Lange schwieg er und starrte einfach nur auf die kleinen Wellen im Wasser, die meine Füße immer noch entstehen ließen. Mit jedem Atemzug, der verstrich, rügte ich mich, die Frage gestellt zu haben. Aber ich ließ ihm Zeit für seine Antwort, weil ich seine Situation nur zu gut kannte. Irgendwann sah er mir in die Augen und nickte nur. Sein Gesicht sah auf einmal so traurig aus, wie ich es in den letzten Stunden noch nicht kennengelernt habe. "Du musst nicht darüber reden, wenn es dir zu schwer fällt. Ehrlich gesagt weiß ich gar nicht, warum ich überhaupt gefragt habe. Tut mir leid," murmelte ich ihm leise zu und sah auf unsere Hände, die wir beide auf dem Steg abstützten.

Maxis Reaktion verblüffte mich. Er legte seine Hand einfach auf meine und meinte: "Ist schon okay. Die Beziehung hielt nicht lange und ging auch nicht unbedingt schön zu Ende. Das ist alles." Ich sah ihm in seine braunen Augen, die die Nachmittagssonne einzufangen schienen und nickte nur verständnisvoll. Viel zu sehr war ich mit den Achterbahn fahrenden Schmetterlingen in meinem Bauch beschäftigt, als dass ich ihm in einem ganzen Satz hätte antworten können. Und doch entging mir der traurige Schleier, der sich leicht über sein Gesicht legte, nicht.

Zögernd und unsicher, was ich nun machen sollte, schaute ich ihn nur an. Dann schwang ich meine Beine wieder auf den Steg und setzte mich im Schneidersitz so hin, dass ich ihn direkt ansehen konnte. Die ganze Zeit war ich strikt darauf bedacht, dass sich meine Hand, auf der seine lag, nicht bewegte. "Hängst du immer noch an der Person?", fragte ich ihn schließlich mit einem mulmigen Gefühl im Bauch. Maxi sah mich an und schien zu überlegen. Irgendwann meinte er: "Nein, eigentlich nicht. Aber die Zeit mit ihr war etwas besonderes." Ich nickte verständnisvoll und legte ihm meine zweite Hand auf seine, weil ich gut nachvollziehen konnte, was er meinte. Manchmal schwelgt man eben gerne in Erinnerungen.

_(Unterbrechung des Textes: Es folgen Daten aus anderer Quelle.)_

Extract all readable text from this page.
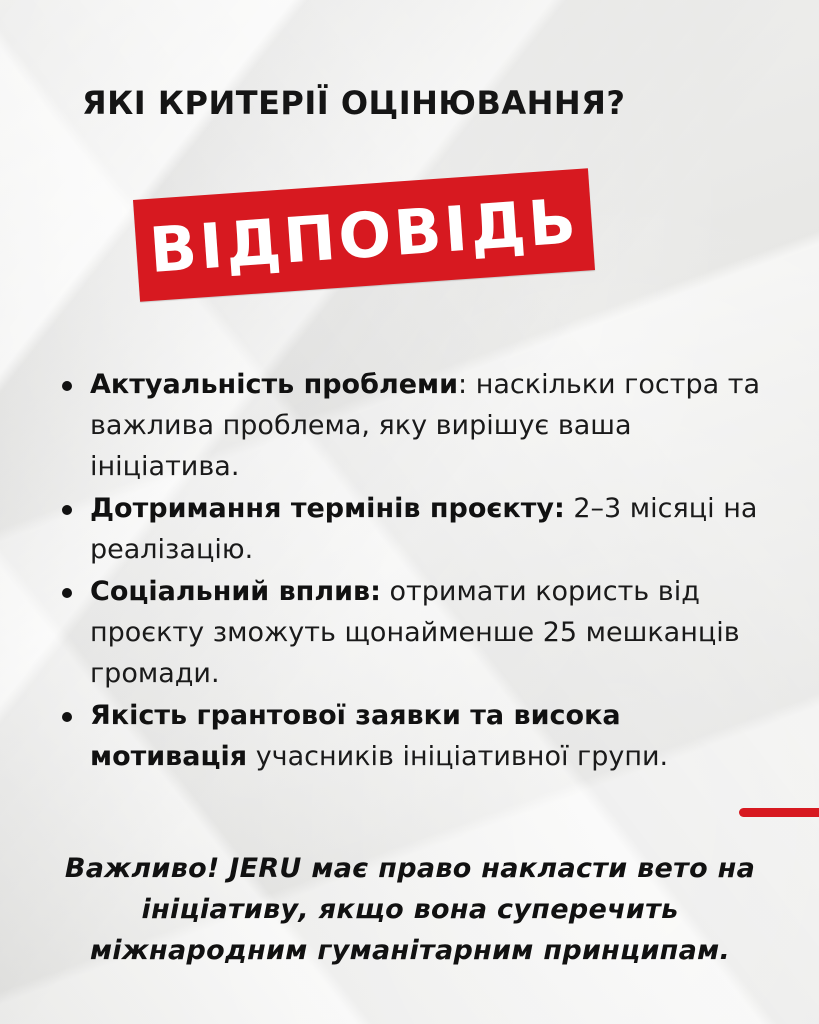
ЯКІ КРИТЕРІЇ ОЦІНЮВАННЯ?
ВІДПОВІДЬ
Актуальність проблеми: наскільки гостра та важлива проблема, яку вирішує ваша ініціатива.
Дотримання термінів проєкту: 2–3 місяці на реалізацію.
Соціальний вплив: отримати користь від проєкту зможуть щонайменше 25 мешканців громади.
Якість грантової заявки та висока мотивація учасників ініціативної групи.
Важливо! JERU має право накласти вето на ініціативу, якщо вона суперечить міжнародним гуманітарним принципам.
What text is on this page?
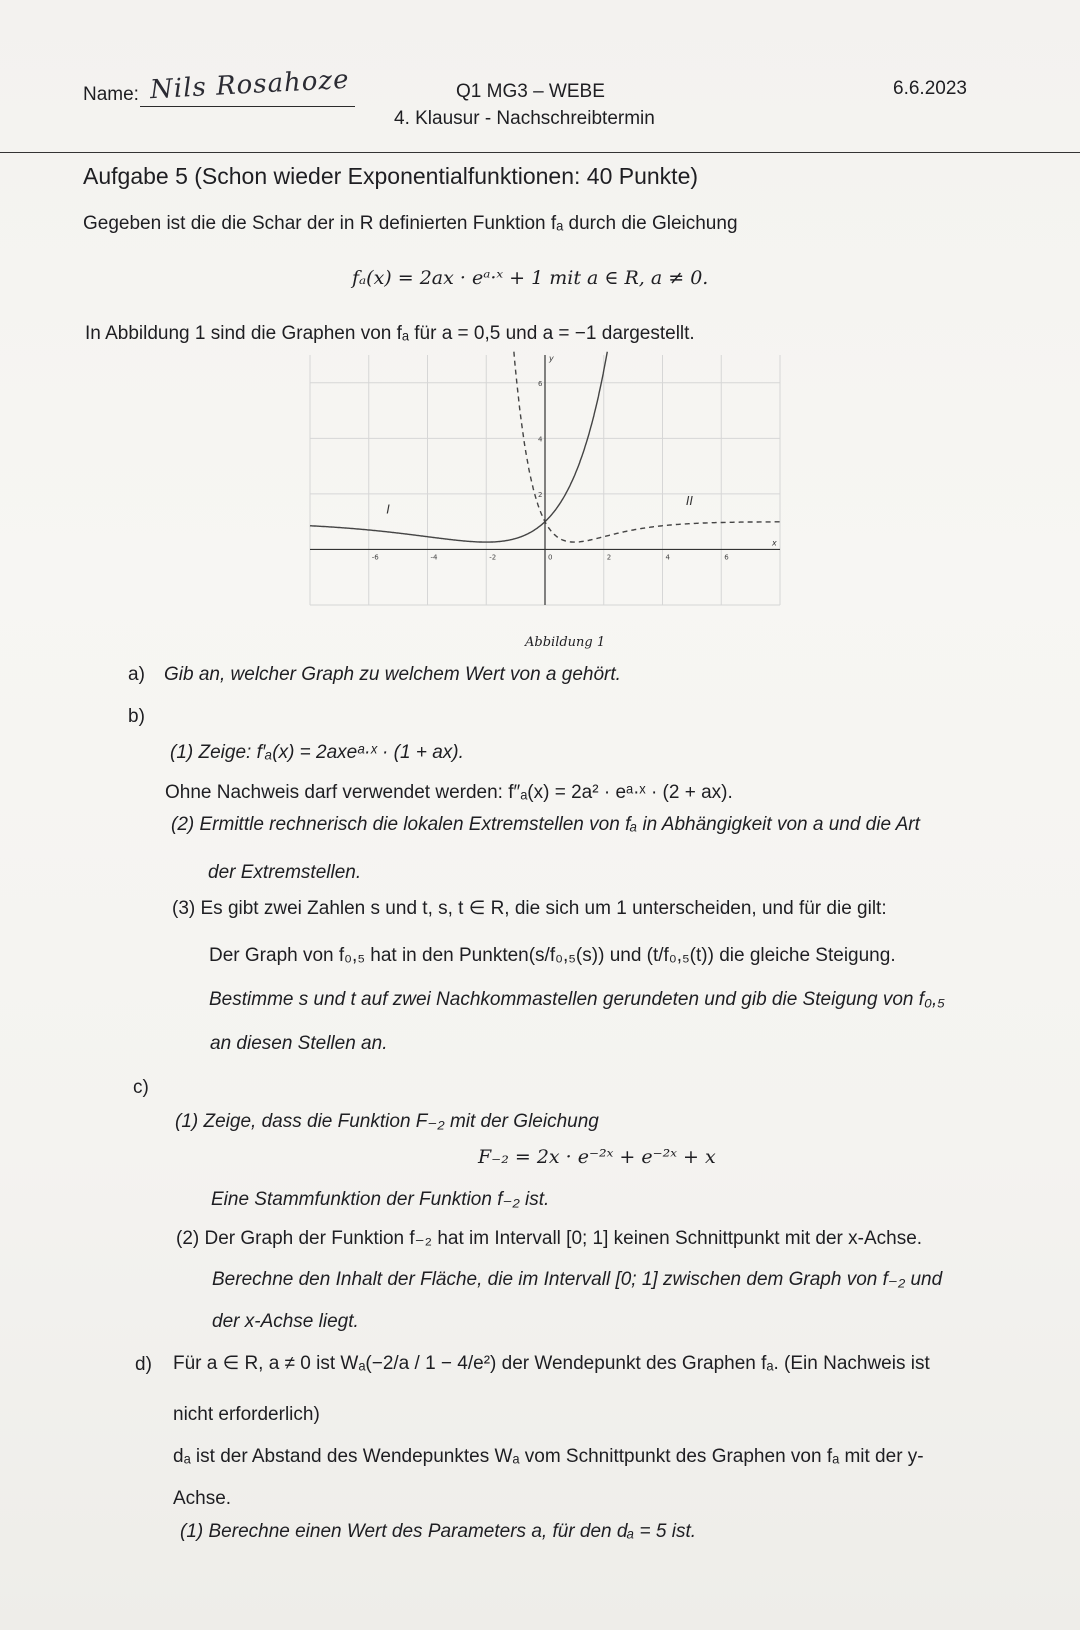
Name: Nils Rosahoze	Q1 MG3 – WEBE
4. Klausur - Nachschreibtermin
6.6.2023
Aufgabe 5 (Schon wieder Exponentialfunktionen: 40 Punkte)
Gegeben ist die die Schar der in R definierten Funktion fₐ durch die Gleichung
fₐ(x) = 2ax · eᵃ·ˣ + 1 mit a ∈ R, a ≠ 0.
In Abbildung 1 sind die Graphen von fₐ für a = 0,5 und a = −1 dargestellt.
-6	-4	-2	0	2	4	6
2
4
6
x
y
I
II
Abbildung 1
a) Gib an, welcher Graph zu welchem Wert von a gehört.
b)
(1) Zeige: f′ₐ(x) = 2axeᵃ·ˣ · (1 + ax).
Ohne Nachweis darf verwendet werden: f″ₐ(x) = 2a² · eᵃ·ˣ · (2 + ax).
(2) Ermittle rechnerisch die lokalen Extremstellen von fₐ in Abhängigkeit von a und die Art
der Extremstellen.
(3) Es gibt zwei Zahlen s und t, s, t ∈ R, die sich um 1 unterscheiden, und für die gilt:
Der Graph von f₀,₅ hat in den Punkten(s/f₀,₅(s)) und (t/f₀,₅(t)) die gleiche Steigung.
Bestimme s und t auf zwei Nachkommastellen gerundeten und gib die Steigung von f₀,₅
an diesen Stellen an.
c)
(1) Zeige, dass die Funktion F₋₂ mit der Gleichung
F₋₂ = 2x · e⁻²ˣ + e⁻²ˣ + x
Eine Stammfunktion der Funktion f₋₂ ist.
(2) Der Graph der Funktion f₋₂ hat im Intervall [0; 1] keinen Schnittpunkt mit der x-Achse.
Berechne den Inhalt der Fläche, die im Intervall [0; 1] zwischen dem Graph von f₋₂ und
der x-Achse liegt.
d) Für a ∈ R, a ≠ 0 ist Wₐ(−2/a / 1 − 4/e²) der Wendepunkt des Graphen fₐ. (Ein Nachweis ist
nicht erforderlich)
dₐ ist der Abstand des Wendepunktes Wₐ vom Schnittpunkt des Graphen von fₐ mit der y-
Achse.
(1) Berechne einen Wert des Parameters a, für den dₐ = 5 ist.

Das Lächeln, was er mir daraufhin zuwarf, wischte jegliche Traurigkeit aus seinem Gesicht und war einfach ansteckend. Wieder schwiegen wir uns nur an, während wir beide den anderen lächelnd ansahen. Erst später realisierte ich, dass das einer dieser Marmeladenglasmomente war, die man am liebsten für immer einfangen will. Die Nachmittagssonne schien warm auf uns herab und in der Wiese am See zirpten die Grillen. Irgendwann schien Maxi die Sprache wiedergefunden zu haben und sagte: "Ich mag dein Lächeln." Ich lief rot an und sah einfach zu Boden, in der Hoffnung, diese Reaktion meines Körpers vor ihm verstecken zu können. Doch er kommentierte es nicht weiter und wendete seinen Blick wieder zum See, seine Hand immer noch fest von meinen umschlossen.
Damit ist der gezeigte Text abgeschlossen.